Merujuk Peraturan Presiden Nomor 21 Tahun 2017 yang diteken presiden pada 2 Maret lalu, pelaksanaan tugas dan fungsi BPLS selanjutnya dilaksanakan oleh kementerian yang menyelenggarakan urusan pemerintahan di bidang pekerjaan umum.
Menurut Mahmud, Dewan akan meminta kejelasan terkait hal itu. Dia juga berharap lembaga baru tersebut melanjutkan program yang sudah dilakukan BPLS. "Syukur-syukur ada program baru.
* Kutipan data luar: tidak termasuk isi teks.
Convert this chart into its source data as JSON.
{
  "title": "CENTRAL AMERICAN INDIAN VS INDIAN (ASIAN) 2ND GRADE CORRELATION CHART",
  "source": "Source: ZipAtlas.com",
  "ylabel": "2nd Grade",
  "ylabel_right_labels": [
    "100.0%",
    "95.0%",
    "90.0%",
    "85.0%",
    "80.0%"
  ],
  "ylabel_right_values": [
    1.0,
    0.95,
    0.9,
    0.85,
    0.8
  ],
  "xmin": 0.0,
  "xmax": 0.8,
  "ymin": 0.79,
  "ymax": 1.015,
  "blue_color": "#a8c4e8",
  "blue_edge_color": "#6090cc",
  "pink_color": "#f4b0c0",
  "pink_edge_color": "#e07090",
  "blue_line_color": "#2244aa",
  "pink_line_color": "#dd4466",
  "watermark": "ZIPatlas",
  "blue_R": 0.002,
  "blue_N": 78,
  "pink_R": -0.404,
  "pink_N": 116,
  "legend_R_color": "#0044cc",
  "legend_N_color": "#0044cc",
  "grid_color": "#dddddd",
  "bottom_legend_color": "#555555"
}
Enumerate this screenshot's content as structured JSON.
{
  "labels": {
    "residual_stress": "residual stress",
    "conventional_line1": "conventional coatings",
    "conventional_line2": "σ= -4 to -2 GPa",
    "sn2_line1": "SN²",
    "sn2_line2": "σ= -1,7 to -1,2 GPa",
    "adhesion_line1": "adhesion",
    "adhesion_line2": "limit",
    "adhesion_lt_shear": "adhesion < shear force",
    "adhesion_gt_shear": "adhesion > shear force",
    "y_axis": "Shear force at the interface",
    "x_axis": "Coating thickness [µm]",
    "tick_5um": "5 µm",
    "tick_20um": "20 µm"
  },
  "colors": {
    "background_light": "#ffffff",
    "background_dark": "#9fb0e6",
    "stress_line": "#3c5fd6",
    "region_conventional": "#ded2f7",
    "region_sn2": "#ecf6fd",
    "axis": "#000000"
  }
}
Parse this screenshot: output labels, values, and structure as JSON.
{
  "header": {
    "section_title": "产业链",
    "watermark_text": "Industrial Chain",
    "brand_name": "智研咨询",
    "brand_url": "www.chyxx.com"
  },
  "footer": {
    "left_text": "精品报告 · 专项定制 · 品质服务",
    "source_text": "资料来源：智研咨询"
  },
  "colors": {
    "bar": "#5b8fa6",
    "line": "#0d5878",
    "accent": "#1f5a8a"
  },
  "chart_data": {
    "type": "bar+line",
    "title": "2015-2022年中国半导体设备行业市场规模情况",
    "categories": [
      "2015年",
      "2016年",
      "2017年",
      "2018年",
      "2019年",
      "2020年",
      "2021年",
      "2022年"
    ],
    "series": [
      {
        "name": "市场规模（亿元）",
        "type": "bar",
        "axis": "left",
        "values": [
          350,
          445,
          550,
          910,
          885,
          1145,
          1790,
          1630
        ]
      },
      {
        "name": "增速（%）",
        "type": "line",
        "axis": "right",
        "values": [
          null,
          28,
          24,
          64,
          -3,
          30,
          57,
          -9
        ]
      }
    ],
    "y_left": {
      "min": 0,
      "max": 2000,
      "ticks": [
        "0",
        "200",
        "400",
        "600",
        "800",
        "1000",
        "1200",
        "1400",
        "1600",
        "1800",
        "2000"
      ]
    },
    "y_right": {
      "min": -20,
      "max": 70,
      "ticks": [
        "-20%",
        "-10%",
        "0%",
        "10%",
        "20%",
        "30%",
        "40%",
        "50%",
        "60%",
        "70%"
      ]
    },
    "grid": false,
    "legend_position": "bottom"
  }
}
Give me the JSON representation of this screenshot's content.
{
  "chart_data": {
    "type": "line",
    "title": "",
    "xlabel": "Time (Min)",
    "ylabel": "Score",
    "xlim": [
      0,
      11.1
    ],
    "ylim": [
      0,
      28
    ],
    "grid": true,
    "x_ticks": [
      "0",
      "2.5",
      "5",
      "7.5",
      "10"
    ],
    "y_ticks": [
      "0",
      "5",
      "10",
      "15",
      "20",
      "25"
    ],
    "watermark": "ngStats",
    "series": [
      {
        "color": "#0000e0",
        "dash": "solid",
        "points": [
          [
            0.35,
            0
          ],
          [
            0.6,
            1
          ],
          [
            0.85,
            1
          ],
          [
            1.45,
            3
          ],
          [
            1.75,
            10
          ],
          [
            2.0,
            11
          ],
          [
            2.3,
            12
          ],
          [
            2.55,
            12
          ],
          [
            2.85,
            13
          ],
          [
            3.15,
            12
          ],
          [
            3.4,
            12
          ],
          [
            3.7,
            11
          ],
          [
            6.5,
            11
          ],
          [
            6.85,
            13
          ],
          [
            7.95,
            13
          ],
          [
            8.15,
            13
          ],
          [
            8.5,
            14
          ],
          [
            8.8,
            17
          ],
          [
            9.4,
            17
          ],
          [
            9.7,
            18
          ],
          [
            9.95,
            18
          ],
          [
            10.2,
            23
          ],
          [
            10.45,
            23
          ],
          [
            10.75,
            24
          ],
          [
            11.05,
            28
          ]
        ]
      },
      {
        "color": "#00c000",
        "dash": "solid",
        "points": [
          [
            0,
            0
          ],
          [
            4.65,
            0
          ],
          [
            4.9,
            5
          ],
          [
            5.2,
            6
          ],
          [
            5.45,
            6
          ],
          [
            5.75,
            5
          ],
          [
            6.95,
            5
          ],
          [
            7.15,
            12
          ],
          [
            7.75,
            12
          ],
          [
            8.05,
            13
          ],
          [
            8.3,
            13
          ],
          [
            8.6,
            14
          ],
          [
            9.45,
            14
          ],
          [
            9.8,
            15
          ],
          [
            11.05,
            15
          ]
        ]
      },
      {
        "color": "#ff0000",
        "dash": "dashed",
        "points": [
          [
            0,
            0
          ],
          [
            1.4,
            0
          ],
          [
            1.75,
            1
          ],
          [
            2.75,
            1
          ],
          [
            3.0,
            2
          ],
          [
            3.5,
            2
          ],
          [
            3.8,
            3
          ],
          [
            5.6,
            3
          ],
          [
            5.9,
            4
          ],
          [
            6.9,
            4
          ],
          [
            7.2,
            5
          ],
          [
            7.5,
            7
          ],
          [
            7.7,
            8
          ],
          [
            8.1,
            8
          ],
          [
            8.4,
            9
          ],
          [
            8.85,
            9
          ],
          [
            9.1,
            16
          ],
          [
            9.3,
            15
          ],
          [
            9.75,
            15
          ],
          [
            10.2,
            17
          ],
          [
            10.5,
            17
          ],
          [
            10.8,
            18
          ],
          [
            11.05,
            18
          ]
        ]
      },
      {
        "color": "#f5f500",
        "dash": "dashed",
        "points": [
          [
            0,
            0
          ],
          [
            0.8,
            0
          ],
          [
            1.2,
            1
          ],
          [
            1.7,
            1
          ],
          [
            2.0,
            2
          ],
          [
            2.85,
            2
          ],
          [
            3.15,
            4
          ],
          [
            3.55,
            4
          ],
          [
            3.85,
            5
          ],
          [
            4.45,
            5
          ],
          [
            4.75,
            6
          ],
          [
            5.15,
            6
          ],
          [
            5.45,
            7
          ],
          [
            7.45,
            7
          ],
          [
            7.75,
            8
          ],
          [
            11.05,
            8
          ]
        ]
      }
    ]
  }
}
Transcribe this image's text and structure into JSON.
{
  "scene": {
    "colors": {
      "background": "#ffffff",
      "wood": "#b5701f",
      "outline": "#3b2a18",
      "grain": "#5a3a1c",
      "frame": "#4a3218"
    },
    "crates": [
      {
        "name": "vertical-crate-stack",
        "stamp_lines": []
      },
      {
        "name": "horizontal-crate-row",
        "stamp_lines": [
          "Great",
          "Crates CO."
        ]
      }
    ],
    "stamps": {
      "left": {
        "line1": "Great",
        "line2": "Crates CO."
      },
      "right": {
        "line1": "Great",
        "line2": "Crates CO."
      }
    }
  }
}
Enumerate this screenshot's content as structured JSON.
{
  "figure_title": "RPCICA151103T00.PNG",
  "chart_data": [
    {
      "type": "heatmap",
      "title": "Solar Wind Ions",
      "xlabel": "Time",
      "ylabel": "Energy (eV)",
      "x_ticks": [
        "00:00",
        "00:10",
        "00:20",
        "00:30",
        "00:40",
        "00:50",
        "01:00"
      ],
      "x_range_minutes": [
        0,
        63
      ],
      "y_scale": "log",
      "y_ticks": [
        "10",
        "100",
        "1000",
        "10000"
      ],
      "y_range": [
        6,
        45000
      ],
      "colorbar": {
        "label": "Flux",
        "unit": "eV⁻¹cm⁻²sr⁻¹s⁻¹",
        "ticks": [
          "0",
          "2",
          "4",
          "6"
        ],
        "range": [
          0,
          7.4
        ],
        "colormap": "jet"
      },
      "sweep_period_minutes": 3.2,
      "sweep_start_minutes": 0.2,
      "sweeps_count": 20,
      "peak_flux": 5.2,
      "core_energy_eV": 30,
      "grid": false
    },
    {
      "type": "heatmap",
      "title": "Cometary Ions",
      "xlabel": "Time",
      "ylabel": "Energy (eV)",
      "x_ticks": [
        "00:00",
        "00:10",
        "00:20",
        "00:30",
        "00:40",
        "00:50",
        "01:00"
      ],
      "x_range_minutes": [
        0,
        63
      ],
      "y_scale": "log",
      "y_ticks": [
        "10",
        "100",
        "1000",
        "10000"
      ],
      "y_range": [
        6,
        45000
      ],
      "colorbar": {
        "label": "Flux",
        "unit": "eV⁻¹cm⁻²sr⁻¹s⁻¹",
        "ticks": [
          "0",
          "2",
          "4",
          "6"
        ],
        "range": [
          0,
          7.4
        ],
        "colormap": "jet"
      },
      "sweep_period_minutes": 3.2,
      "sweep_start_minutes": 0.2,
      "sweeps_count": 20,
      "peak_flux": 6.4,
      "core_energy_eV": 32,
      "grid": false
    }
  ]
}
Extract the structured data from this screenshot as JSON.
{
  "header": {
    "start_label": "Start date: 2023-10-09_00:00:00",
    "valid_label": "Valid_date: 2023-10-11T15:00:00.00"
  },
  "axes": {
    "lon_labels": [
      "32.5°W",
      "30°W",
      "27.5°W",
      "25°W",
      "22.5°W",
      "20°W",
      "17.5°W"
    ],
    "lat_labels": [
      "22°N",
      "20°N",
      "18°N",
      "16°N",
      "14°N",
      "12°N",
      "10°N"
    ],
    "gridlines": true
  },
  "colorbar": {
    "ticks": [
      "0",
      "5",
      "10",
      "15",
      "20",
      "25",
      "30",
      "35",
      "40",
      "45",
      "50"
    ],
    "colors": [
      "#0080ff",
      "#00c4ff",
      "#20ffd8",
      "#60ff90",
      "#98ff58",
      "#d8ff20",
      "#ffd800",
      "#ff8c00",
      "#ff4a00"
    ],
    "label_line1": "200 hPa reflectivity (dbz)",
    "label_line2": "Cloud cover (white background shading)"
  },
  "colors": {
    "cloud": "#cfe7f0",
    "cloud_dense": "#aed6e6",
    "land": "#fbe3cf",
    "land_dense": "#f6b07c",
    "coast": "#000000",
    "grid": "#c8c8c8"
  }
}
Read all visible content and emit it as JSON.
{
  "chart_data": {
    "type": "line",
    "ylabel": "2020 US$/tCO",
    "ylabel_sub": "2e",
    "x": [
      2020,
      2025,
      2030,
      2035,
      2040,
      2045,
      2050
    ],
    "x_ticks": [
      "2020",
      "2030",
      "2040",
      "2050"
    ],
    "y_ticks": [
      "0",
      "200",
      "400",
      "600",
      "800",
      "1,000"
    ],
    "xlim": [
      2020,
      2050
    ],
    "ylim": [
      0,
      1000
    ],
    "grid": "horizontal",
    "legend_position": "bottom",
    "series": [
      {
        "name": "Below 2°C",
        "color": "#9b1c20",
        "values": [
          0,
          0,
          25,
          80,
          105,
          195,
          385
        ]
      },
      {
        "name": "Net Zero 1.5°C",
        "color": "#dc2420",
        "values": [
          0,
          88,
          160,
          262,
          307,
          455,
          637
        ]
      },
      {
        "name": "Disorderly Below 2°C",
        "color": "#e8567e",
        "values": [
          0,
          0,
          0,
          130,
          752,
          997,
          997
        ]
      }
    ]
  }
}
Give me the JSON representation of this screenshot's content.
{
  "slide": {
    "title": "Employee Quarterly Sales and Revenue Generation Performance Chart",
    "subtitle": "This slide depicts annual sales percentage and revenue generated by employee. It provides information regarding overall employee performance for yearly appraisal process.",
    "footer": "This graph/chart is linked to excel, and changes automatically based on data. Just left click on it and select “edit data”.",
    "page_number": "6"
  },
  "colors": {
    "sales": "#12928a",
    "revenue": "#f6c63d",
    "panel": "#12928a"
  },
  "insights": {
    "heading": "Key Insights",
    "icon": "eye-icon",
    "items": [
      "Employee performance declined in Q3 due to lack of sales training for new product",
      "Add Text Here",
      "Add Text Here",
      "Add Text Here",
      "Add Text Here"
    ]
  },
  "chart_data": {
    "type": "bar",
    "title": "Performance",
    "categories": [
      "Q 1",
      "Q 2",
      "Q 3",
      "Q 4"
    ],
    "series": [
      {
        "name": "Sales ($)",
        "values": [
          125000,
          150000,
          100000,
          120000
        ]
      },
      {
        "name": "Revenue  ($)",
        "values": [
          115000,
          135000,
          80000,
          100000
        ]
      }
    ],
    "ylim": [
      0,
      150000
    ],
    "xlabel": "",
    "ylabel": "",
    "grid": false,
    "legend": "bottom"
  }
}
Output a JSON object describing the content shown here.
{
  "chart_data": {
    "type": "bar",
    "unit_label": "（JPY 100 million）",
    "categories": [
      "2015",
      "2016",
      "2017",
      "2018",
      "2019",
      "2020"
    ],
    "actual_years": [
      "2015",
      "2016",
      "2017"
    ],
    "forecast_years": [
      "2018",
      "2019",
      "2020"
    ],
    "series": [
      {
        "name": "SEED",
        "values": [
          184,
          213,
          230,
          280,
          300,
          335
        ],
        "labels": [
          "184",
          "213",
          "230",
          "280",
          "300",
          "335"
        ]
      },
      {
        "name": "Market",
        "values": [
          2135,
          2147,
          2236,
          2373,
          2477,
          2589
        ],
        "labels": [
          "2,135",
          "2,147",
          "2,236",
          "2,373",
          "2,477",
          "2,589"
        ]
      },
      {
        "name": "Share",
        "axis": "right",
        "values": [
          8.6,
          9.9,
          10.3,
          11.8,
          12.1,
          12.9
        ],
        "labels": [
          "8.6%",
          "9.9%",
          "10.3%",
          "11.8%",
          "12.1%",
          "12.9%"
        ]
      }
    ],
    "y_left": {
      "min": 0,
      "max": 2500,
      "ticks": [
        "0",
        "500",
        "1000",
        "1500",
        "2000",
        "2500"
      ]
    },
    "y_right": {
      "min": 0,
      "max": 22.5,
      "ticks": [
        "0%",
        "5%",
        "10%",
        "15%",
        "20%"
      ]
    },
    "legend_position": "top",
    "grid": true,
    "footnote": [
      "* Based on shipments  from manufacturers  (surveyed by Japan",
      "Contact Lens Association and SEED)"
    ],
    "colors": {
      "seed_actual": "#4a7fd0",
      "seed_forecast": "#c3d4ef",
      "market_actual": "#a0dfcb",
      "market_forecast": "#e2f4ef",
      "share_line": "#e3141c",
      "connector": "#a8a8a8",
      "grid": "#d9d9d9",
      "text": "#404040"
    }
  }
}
Yang terpenting memperhatikan hak korban lumpur."
Menurut anggota Fraksi Partai Amanat Nasional itu saat ini masih ada sekitar 85-an warga korban lumpur yang berada dalam peta area terdampak dan belum mendapatkan ganti rugi. "Mudah-mudahan ke depan masalah itu cepat selesai."
Mahmud menambahkan, meski dana talangan dari pemerintah sudah ada, namun masih perlu dikoordinasikan dengan PT Minarak Lapindo Jaya. Pencairan ganti rugi tidak bisa dilakukan karena masalah waris dan status tanah kering dan basah.
Selain warga, pengusaha korban lumpur Lapindo yang perusahaannya berada dalam peta area terdampak juga belum mendapatkan ganti rugi dari PT Minarak. Minarak masih berkeras mau membayar dengan mekanisme businesstobusiness (B2B).
Sebelumnya pemerintah membubarkan BPLS dengan pertimbangan efektivitas dan efisiensi pelaksanaan urusan pemerintahan. Pemerintah memberikan waktu pengalihan paling lama satu tahun sejak tanggal diundangkan perpres ini.
Dengan demikian, Perpers Nomor 14 Tahun 2007 tentang BPLS yang diteken mantan Presiden Susilo Bambang Yudhoyono tidak berlaku. BPLS dibentuk untuk meningkatkan upaya penanganan dengan memperhitungkan risiko lingkungan yang terkecil dari musibah lumpur Lapindo.